The mind of man is a tremendous Force, capable of engendering many energies, of various grades, correlating and interacting. The highest of these act on every plane; the lower upon lower planes only, where they tend to beget obstructive consequences by, so to say, intensifying or thickening — condensing too — the one substance of which all things are made, into gross and material strata, which greatly impede the entrance of higher force to our planet and isolate it and us by degrees.

What then determines the quality of a mental energy, so that it becomes of a "high" or "low" order? Its relation to the personal self determines it. The free will of man has its point of departure in the mind. He can generate thoughts which) by concentration upon or relation to the self, tend to contract his sphere (in more senses than one), and to preserve his Being intact in the life of separateness Or he can evolve thoughts which relate to the whole world; which flow out towards the Unity, and, by their action and interaction upon the highest forces, a part of which they are, tend to dissolve his personal life as such, to unite all his principles to their cosmic sources, and reveal the beauty, power, and wisdom of Being to his enraptured soul.

Very many of us can find but little work to do for Humanity, though work is here, pressing enough, tangible enough. But circumstances of iron control many, and these are Karma. What each one can do, however, is to purify the mind, and to develop in it such affinities, such tendencies and habits, as may be drawn up into the higher nature. These, then, will guide our soul's course after death, leading the Ego to reincarnate there where it can at once begin the work for Humanity. The predominating love spun by our nature is like the stray end of the spider's web, cast loose upon the air. It reaches across to some branch to which it instantly adheres, and upon it the Ego, the mysterious weaver of Life's web, crosses the gulf we call Death, and finds each life in strict continuity with the preceding one.

These few thoughts cannot be better illustrated, or more fitly closed, than by an extract from a private letter written by H. P. Blavatsky:

"What is this about the soldier not being free? Of course no soldier can be free to move about his physical body wherever he likes. But what has the esoteric teaching to do with the outward man? A soldier may be stuck to his sentry-box like a barnacle to its ship, and the soldier's Ego be free to go where it likes, and think what it likes best. * * No man is required to carry a burden heavier than he can bear, nor do more than it is possible for him to do. * * If one cannot, owing to circumstances or his position in life, become a full adept in this existence, let him prepare his mental luggage for the next, so as to be ready at the first call, when he is once more reborn. What one has to do before he pledges himself irretrievably, is to probe one's nature to the bottom, for self discipline is based on self knowledge. It is said somewhere that self-discipline often leads one to a state of self-confidence which becomes vanity and pride in the long run. I say, fool is the man who says so. This may happen only when our motives are of a worldly character, or selfish. Otherwise, self-confidence is the first step to that kind of will which will make a mountain move.

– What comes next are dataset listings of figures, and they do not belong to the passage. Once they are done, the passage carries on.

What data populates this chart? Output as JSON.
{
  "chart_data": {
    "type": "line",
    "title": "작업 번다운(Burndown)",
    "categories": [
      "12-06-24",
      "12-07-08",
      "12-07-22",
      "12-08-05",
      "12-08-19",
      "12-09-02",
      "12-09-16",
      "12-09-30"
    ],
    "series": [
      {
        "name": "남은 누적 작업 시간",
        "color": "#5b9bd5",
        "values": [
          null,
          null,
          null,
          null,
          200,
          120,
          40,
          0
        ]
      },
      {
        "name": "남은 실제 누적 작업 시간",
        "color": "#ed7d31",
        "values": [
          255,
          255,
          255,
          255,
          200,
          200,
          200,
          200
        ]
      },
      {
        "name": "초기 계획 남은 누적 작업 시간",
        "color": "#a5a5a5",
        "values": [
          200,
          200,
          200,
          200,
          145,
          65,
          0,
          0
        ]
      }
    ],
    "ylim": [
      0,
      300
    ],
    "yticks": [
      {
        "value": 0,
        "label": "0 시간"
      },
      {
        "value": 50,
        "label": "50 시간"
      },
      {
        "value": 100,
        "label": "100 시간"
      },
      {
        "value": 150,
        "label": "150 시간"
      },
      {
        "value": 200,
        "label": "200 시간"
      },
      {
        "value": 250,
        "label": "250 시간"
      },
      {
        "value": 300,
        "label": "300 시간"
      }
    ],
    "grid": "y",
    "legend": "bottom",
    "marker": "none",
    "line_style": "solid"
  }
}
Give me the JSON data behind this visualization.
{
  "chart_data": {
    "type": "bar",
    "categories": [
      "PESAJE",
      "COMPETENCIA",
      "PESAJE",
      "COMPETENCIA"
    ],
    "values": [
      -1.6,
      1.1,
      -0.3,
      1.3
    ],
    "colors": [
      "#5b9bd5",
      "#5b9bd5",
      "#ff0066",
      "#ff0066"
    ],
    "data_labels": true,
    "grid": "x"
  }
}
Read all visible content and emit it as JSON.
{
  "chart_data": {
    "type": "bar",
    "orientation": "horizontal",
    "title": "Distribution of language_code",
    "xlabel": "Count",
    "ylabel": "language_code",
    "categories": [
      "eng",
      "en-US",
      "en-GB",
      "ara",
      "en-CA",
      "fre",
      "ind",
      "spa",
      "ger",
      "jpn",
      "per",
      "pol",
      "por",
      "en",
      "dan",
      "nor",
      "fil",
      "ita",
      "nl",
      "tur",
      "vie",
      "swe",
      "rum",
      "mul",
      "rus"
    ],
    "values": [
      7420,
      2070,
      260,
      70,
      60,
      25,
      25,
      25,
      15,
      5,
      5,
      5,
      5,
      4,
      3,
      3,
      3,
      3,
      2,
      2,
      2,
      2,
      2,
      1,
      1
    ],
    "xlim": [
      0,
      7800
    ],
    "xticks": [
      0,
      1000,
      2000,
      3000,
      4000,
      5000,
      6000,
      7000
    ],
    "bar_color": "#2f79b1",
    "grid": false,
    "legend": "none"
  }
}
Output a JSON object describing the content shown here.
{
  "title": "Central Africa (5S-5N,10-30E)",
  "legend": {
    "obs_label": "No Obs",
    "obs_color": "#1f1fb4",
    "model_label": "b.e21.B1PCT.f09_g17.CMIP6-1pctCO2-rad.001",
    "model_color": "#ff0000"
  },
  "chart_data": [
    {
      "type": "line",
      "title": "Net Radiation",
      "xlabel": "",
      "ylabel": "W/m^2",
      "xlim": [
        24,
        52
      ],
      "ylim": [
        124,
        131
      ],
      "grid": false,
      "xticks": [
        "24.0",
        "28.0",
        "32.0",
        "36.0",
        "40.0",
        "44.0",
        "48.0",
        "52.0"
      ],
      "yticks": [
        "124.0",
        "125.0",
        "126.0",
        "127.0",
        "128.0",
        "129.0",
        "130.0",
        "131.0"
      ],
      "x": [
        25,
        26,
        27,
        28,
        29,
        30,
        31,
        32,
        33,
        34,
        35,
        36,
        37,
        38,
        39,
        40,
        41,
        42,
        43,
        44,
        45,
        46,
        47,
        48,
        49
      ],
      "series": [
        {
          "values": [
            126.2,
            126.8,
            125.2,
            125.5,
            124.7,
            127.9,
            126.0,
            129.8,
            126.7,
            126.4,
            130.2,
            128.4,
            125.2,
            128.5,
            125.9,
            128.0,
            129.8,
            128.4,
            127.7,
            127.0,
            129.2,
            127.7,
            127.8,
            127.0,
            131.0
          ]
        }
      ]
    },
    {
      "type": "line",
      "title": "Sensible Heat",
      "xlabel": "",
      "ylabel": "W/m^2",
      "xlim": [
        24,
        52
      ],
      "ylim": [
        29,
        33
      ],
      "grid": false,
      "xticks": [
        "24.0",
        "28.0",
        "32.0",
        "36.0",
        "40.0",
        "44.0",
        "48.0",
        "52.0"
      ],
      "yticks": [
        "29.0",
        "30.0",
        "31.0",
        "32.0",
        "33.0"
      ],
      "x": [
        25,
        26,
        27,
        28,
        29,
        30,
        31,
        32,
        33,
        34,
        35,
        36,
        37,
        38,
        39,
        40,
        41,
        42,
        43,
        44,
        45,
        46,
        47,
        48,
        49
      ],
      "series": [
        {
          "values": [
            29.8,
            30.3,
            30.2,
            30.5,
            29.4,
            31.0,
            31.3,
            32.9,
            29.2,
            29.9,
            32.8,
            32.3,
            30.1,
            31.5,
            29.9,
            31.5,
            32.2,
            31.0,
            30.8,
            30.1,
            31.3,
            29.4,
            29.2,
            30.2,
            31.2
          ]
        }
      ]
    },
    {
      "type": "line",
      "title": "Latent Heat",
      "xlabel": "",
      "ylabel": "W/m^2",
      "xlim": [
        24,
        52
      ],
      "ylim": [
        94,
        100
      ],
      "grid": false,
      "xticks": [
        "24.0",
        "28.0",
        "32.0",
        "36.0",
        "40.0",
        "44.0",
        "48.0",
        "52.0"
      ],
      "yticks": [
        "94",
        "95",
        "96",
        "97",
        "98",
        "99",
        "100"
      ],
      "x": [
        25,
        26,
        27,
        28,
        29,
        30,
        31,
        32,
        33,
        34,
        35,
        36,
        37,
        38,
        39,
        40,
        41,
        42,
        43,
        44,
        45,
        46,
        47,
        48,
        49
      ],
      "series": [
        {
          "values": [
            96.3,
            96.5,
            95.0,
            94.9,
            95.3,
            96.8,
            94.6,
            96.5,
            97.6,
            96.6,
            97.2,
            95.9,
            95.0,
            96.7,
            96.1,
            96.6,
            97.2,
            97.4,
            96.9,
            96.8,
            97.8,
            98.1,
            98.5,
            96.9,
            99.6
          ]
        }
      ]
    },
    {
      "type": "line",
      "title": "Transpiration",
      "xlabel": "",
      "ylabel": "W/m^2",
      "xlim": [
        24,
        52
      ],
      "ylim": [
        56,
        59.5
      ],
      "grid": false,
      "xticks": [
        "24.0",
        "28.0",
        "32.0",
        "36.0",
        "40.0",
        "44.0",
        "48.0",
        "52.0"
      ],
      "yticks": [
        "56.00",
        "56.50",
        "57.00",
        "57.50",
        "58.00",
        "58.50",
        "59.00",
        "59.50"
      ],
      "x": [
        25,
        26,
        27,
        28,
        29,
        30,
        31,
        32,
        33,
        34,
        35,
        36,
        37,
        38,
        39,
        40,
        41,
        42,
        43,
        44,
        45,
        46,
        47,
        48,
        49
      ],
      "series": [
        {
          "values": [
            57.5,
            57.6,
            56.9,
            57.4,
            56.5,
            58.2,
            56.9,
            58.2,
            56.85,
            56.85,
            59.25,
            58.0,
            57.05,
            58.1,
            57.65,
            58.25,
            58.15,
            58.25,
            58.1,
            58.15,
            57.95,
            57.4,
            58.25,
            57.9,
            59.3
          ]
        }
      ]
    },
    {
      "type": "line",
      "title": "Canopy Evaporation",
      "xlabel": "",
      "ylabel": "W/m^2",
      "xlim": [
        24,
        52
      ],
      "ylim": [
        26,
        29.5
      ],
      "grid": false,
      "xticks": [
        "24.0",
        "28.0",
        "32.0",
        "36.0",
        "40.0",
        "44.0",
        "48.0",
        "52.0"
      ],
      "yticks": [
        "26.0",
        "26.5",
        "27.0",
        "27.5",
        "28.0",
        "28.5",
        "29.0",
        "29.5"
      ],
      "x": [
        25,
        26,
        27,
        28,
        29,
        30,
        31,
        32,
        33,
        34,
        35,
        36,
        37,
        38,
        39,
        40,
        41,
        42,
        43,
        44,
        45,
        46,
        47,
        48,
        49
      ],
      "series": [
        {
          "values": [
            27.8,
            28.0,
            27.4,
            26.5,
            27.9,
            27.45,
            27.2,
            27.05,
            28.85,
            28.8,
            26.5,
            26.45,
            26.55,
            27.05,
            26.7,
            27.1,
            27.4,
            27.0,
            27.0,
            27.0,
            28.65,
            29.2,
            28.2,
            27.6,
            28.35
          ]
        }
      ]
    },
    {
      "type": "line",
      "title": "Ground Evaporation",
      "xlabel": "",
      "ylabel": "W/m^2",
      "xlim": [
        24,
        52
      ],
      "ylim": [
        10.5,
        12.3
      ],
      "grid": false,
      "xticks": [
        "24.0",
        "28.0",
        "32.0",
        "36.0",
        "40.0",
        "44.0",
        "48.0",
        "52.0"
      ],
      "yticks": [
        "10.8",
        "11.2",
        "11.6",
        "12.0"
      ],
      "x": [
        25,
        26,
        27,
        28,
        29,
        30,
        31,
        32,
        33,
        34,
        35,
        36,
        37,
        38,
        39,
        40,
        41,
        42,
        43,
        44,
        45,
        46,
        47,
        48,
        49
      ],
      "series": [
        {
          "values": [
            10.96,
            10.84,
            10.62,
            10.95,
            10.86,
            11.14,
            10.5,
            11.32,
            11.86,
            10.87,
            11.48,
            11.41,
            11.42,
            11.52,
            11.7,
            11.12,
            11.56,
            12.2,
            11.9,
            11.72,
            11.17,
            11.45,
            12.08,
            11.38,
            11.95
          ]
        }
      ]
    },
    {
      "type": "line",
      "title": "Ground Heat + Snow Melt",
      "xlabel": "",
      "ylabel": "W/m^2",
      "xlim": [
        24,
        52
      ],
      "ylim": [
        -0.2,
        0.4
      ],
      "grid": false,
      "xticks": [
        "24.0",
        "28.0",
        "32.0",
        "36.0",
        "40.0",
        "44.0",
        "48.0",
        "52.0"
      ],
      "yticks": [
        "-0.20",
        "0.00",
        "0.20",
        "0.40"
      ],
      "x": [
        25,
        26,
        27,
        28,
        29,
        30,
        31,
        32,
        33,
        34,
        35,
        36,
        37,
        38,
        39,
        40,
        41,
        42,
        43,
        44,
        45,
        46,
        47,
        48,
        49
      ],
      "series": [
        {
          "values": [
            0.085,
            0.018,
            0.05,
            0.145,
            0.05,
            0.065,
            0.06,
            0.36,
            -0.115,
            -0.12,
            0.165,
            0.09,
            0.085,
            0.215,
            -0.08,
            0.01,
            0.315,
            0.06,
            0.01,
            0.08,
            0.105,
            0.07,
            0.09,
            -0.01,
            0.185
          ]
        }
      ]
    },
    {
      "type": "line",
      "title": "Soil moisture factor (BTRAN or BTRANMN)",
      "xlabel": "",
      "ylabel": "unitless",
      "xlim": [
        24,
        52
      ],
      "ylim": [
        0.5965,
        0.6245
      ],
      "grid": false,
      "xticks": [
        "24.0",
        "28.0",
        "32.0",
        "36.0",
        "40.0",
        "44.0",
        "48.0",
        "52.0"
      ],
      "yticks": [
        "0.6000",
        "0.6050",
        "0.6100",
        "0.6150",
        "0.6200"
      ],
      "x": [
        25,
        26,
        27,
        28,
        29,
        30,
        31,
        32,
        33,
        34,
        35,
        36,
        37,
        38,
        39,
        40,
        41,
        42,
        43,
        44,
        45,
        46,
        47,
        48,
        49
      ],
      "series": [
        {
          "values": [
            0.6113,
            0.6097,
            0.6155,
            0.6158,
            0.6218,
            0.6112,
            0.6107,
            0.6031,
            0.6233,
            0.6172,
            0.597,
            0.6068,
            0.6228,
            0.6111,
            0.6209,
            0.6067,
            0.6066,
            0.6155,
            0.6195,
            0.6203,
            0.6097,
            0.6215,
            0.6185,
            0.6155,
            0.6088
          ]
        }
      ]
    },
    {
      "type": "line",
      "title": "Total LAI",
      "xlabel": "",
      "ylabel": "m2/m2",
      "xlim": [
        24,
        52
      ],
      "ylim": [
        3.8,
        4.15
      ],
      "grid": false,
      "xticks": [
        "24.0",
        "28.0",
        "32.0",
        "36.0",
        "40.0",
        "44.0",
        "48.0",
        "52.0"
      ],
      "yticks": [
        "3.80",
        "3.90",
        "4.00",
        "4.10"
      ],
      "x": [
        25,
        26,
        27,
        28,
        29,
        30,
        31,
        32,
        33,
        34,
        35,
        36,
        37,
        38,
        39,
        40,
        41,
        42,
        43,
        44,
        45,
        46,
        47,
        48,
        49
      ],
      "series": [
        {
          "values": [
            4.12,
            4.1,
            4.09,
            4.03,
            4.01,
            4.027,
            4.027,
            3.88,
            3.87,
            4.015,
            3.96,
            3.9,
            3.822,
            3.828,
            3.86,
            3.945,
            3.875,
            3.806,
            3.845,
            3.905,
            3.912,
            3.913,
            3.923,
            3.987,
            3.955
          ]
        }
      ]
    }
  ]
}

'To thine own self be true,
And it must follow, as the night the day,
Thou cans't not then be false to any man.'

"The question is whether Polonius meant this for worldly wisdom, or for occult knowledge; and, by 'own self,' the false Ego (the terrestial personality), or that spark in us which is but the reflection of the One Universal Ego."

It appears, then, that our best course of action is to get our mental luggage ready, and especially to free it from the thought of self, or the "terrestial personality" living in a dream of separation.